West Brom Building Society is embarking on a three-stage project to build the digital capabilities its customers want.
The organisation, which offers mortgages and savings products to about 500,000 people, will retain its 34 branches, but said customers are showing a preference for more choice in how they engage with it.
The five-year project will see the 175-year-old company move from a “monolithic, self-hosted and predominantly batch system” to enabling customers to transact in real time, according to Martin Boyle, the building society’s chief operating officer.
West Brom Building Society will migrate its savings accounts from Unisys Financial Services System (UFSS), which has been in operation for over a decade, to a cloud-native platform from fintech firm 10x. UFSS will remain its core mortgage platform.
Boyle told Computer Weekly: “Increasingly, our customers are telling us they’d like to have the convenience and choice of digital technologies to engage with us, and an app in particular.”

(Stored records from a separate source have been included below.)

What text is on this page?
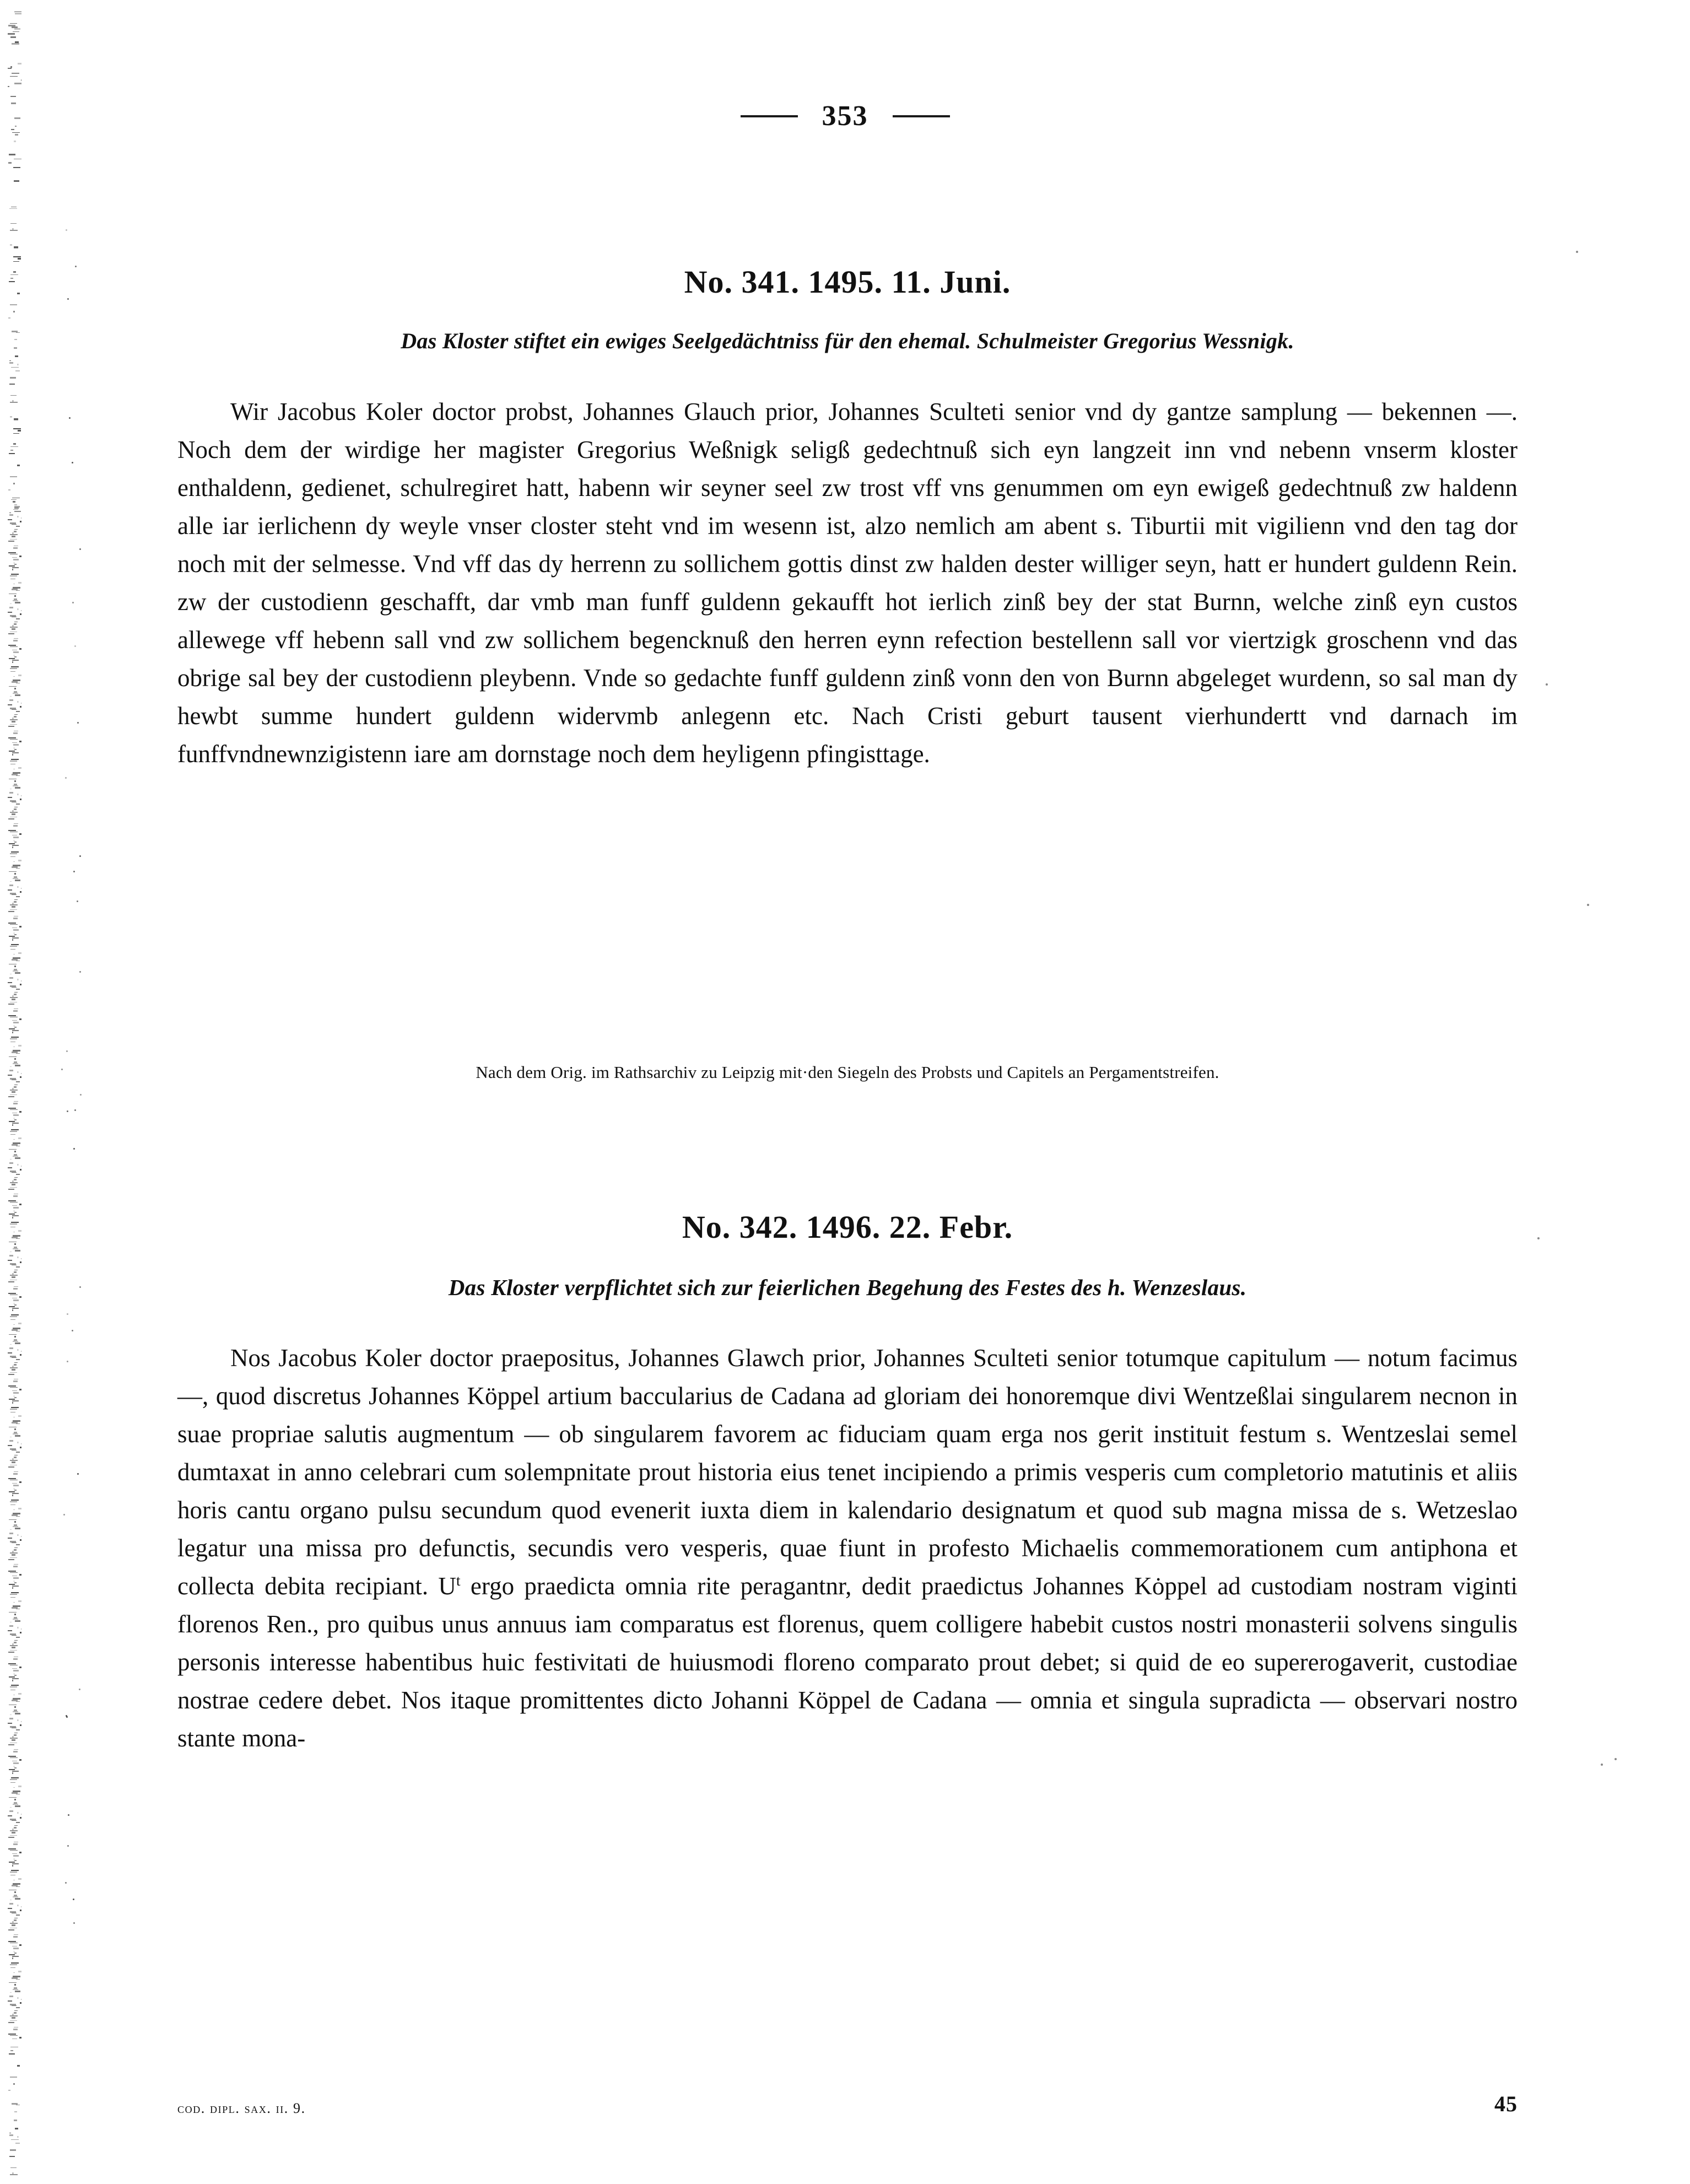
353
No. 341. 1495. 11. Juni.

Das Kloster stiftet ein ewiges Seelgedächtniss für den ehemal. Schulmeister Gregorius Wessnigk.

Wir Jacobus Koler doctor probst, Johannes Glauch prior, Johannes Sculteti senior vnd dy gantze samplung — bekennen —. Noch dem der wirdige her magister Gregorius Weßnigk seligß gedechtnuß sich eyn langzeit inn vnd nebenn vnserm kloster enthaldenn, gedienet, schulregiret hatt, habenn wir seyner seel zw trost vff vns genummen om eyn ewigeß gedechtnuß zw haldenn alle iar ierlichenn dy weyle vnser closter steht vnd im wesenn ist, alzo nemlich am abent s. Tiburtii mit vigilienn vnd den tag dor noch mit der selmesse. Vnd vff das dy herrenn zu sollichem gottis dinst zw halden dester williger seyn, hatt er hundert guldenn Rein. zw der custodienn geschafft, dar vmb man funff guldenn gekaufft hot ierlich zinß bey der stat Burnn, welche zinß eyn custos allewege vff hebenn sall vnd zw sollichem begencknuß den herren eynn refection bestellenn sall vor viertzigk groschenn vnd das obrige sal bey der custodienn pleybenn. Vnde so gedachte funff guldenn zinß vonn den von Burnn abgeleget wurdenn, so sal man dy hewbt summe hundert guldenn widervmb anlegenn etc. Nach Cristi geburt tausent vierhundertt vnd darnach im funffvndnewnzigistenn iare am dornstage noch dem heyligenn pfingisttage.

Nach dem Orig. im Rathsarchiv zu Leipzig mit·den Siegeln des Probsts und Capitels an Pergamentstreifen.

No. 342. 1496. 22. Febr.

Das Kloster verpflichtet sich zur feierlichen Begehung des Festes des h. Wenzeslaus.

Nos Jacobus Koler doctor praepositus, Johannes Glawch prior, Johannes Sculteti senior totumque capitulum — notum facimus —, quod discretus Johannes Köppel artium baccularius de Cadana ad gloriam dei honoremque divi Wentzeßlai singularem necnon in suae propriae salutis augmentum — ob singularem favorem ac fiduciam quam erga nos gerit instituit festum s. Wentzeslai semel dumtaxat in anno celebrari cum solempnitate prout historia eius tenet incipiendo a primis vesperis cum completorio matutinis et aliis horis cantu organo pulsu secundum quod evenerit iuxta diem in kalendario designatum et quod sub magna missa de s. Wetzeslao legatur una missa pro defunctis, secundis vero vesperis, quae fiunt in profesto Michaelis commemorationem cum antiphona et collecta debita recipiant. $U^t$ ergo praedicta omnia rite peragantnr, dedit praedictus Johannes Kȯppel ad custodiam nostram viginti florenos Ren., pro quibus unus annuus iam comparatus est florenus, quem colligere habebit custos nostri monasterii solvens singulis personis interesse habentibus huic festivitati de huiusmodi floreno comparato prout debet; si quid de eo supererogaverit, custodiae nostrae cedere debet. Nos itaque promittentes dicto Johanni Köppel de Cadana — omnia et singula supradicta — observari nostro stante mona-

cod. dipl. sax. ii. 9.	45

He added: “We’re committed to maintaining our presence on the high street in the region through our 34 branches, however, new and existing customers are showing a preference for channel choice, hence our need to invest in digital capability.”
After carrying out an “extensive search” of the market, the building society chose 10x for the savings platform, partly due to it being cloud native and able to integrate with Salesforce.

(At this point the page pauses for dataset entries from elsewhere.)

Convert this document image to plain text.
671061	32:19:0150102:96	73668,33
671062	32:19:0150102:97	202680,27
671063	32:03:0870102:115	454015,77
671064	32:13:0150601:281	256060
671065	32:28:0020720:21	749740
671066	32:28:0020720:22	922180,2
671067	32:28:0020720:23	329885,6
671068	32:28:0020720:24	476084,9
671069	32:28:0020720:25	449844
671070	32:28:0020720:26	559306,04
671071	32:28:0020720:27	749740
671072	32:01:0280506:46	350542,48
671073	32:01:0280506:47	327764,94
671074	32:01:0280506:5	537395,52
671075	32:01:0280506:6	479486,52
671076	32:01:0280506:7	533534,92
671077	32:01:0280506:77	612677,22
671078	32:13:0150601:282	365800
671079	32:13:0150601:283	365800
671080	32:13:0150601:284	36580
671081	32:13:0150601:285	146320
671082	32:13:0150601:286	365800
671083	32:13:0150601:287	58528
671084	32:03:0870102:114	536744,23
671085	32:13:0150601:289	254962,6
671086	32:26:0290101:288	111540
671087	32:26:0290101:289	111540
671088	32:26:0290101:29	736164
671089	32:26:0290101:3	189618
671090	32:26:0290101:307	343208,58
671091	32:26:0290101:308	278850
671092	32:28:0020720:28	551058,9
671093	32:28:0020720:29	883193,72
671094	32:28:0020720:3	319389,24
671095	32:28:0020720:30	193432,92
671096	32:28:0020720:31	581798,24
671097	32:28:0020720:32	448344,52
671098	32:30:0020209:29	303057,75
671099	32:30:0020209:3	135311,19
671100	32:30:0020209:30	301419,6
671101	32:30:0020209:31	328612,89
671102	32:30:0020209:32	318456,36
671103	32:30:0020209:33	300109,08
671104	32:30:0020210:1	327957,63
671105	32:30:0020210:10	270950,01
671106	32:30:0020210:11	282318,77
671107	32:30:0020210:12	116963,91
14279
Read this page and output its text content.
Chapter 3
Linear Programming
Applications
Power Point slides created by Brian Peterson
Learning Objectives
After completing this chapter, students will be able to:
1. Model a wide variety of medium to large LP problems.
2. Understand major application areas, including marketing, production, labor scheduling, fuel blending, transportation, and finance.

It was also attracted to a 10x framework for front-end development from Deloitte, known as Converge.
“After a very comprehensive RFP [request for proposal] process, we settled on the Deloitte digital front-end framework, Converge, with a core ledger from 10x and a number of ancillary systems for elements of the ecosystem.”
An app for that
An iOS and Android mobile savings app will be created under the project, offering full account opening and operation in real time, along with web-based services.

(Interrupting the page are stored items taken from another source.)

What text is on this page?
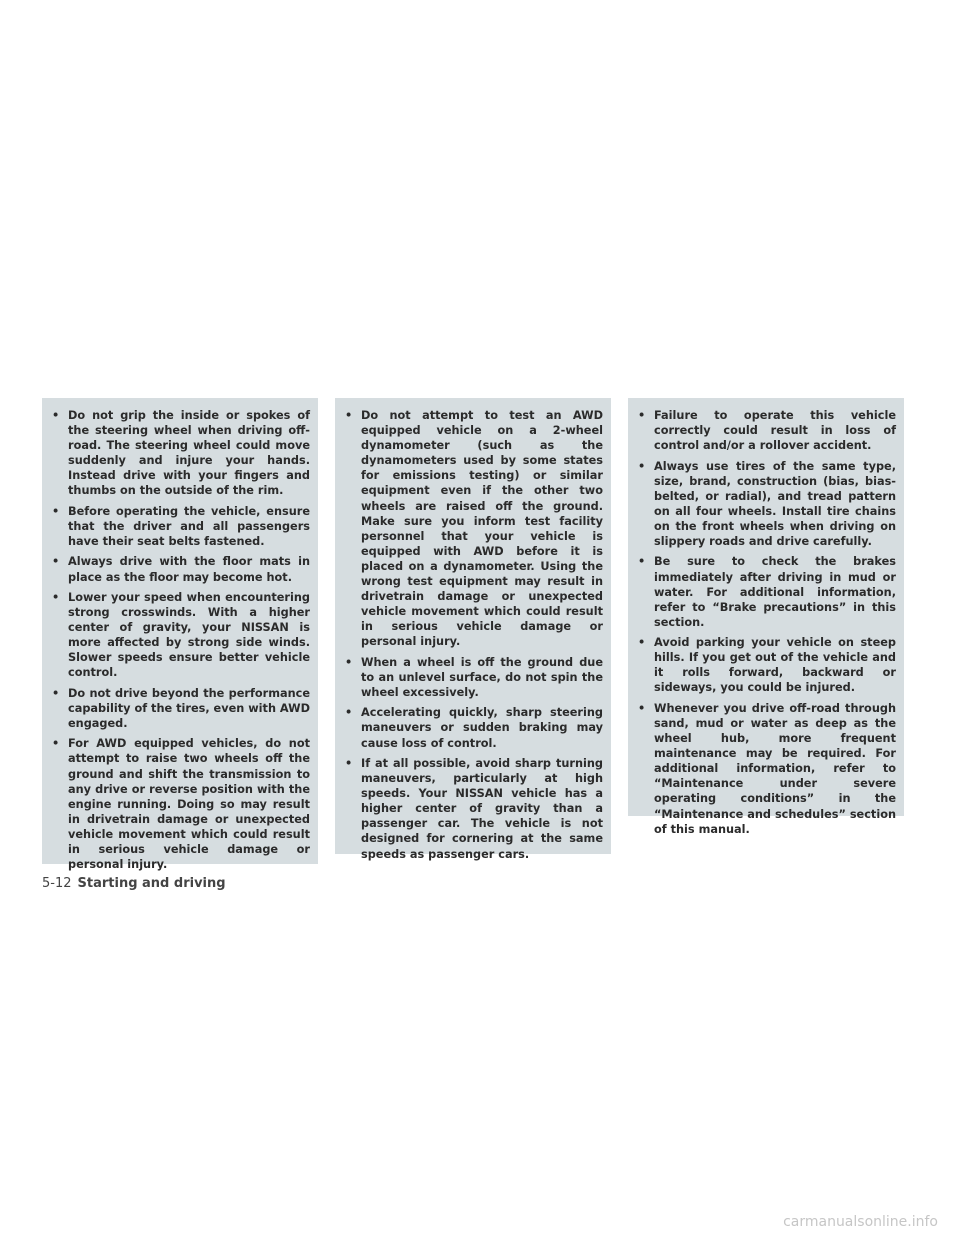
• Do not grip the inside or spokes of the steering wheel when driving off-road. The steering wheel could move suddenly and injure your hands. Instead drive with your fingers and thumbs on the outside of the rim.
• Before operating the vehicle, ensure that the driver and all passengers have their seat belts fastened.
• Always drive with the floor mats in place as the floor may become hot.
• Lower your speed when encountering strong crosswinds. With a higher center of gravity, your NISSAN is more affected by strong side winds. Slower speeds ensure better vehicle control.
• Do not drive beyond the performance capability of the tires, even with AWD engaged.
• For AWD equipped vehicles, do not attempt to raise two wheels off the ground and shift the transmission to any drive or reverse position with the engine running. Doing so may result in drivetrain damage or unexpected vehicle movement which could result in serious vehicle damage or personal injury.
• Do not attempt to test an AWD equipped vehicle on a 2-wheel dynamometer (such as the dynamometers used by some states for emissions testing) or similar equipment even if the other two wheels are raised off the ground. Make sure you inform test facility personnel that your vehicle is equipped with AWD before it is placed on a dynamometer. Using the wrong test equipment may result in drivetrain damage or unexpected vehicle movement which could result in serious vehicle damage or personal injury.
• When a wheel is off the ground due to an unlevel surface, do not spin the wheel excessively.
• Accelerating quickly, sharp steering maneuvers or sudden braking may cause loss of control.
• If at all possible, avoid sharp turning maneuvers, particularly at high speeds. Your NISSAN vehicle has a higher center of gravity than a passenger car. The vehicle is not designed for cornering at the same speeds as passenger cars.
• Failure to operate this vehicle correctly could result in loss of control and/or a rollover accident.
• Always use tires of the same type, size, brand, construction (bias, bias-belted, or radial), and tread pattern on all four wheels. Install tire chains on the front wheels when driving on slippery roads and drive carefully.
• Be sure to check the brakes immediately after driving in mud or water. For additional information, refer to “Brake precautions” in this section.
• Avoid parking your vehicle on steep hills. If you get out of the vehicle and it rolls forward, backward or sideways, you could be injured.
• Whenever you drive off-road through sand, mud or water as deep as the wheel hub, more frequent maintenance may be required. For additional information, refer to “Maintenance under severe operating conditions” in the “Maintenance and schedules” section of this manual.
5-12 Starting and driving
carmanualsonline.info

“The core ledger platform is fully real time and deployed in the cloud, such that much of the batch processing we perform today will be replaced, leading to us being able to meet more of our members’ needs straight away,” said Boyle.
The new platform will allow the organisation to plug in other services using application programming interface (API) gateways, which will enable it to more easily adopt new capabilities such as artificial intelligence (AI).
The organisation has about 200 IT staff and will work with Deloitte, its “lead service integrator”, to build the new offerings and run them as a managed service.
More than 100 people will be deployed on the programme at its peak, to build and integrate the digital front-end, core ledger from 10x and an eco-system of enterprise systems.
The programme is split into three 18-month phases.
The “first transition state”, as Boyle described it, involves the build and launch of the savings app across iOS and Android, and the migration of 30,000 customers from an outsourced relationship onto the new in-house platform.
The second transition state will migrate all remaining savings customers – about 400,000 – from the Unisys platform onto 10x.
The final state will involve deploying a new mortgage sales and originations platform. This will mean both brokers and retail customers can open accounts on the new core ledger.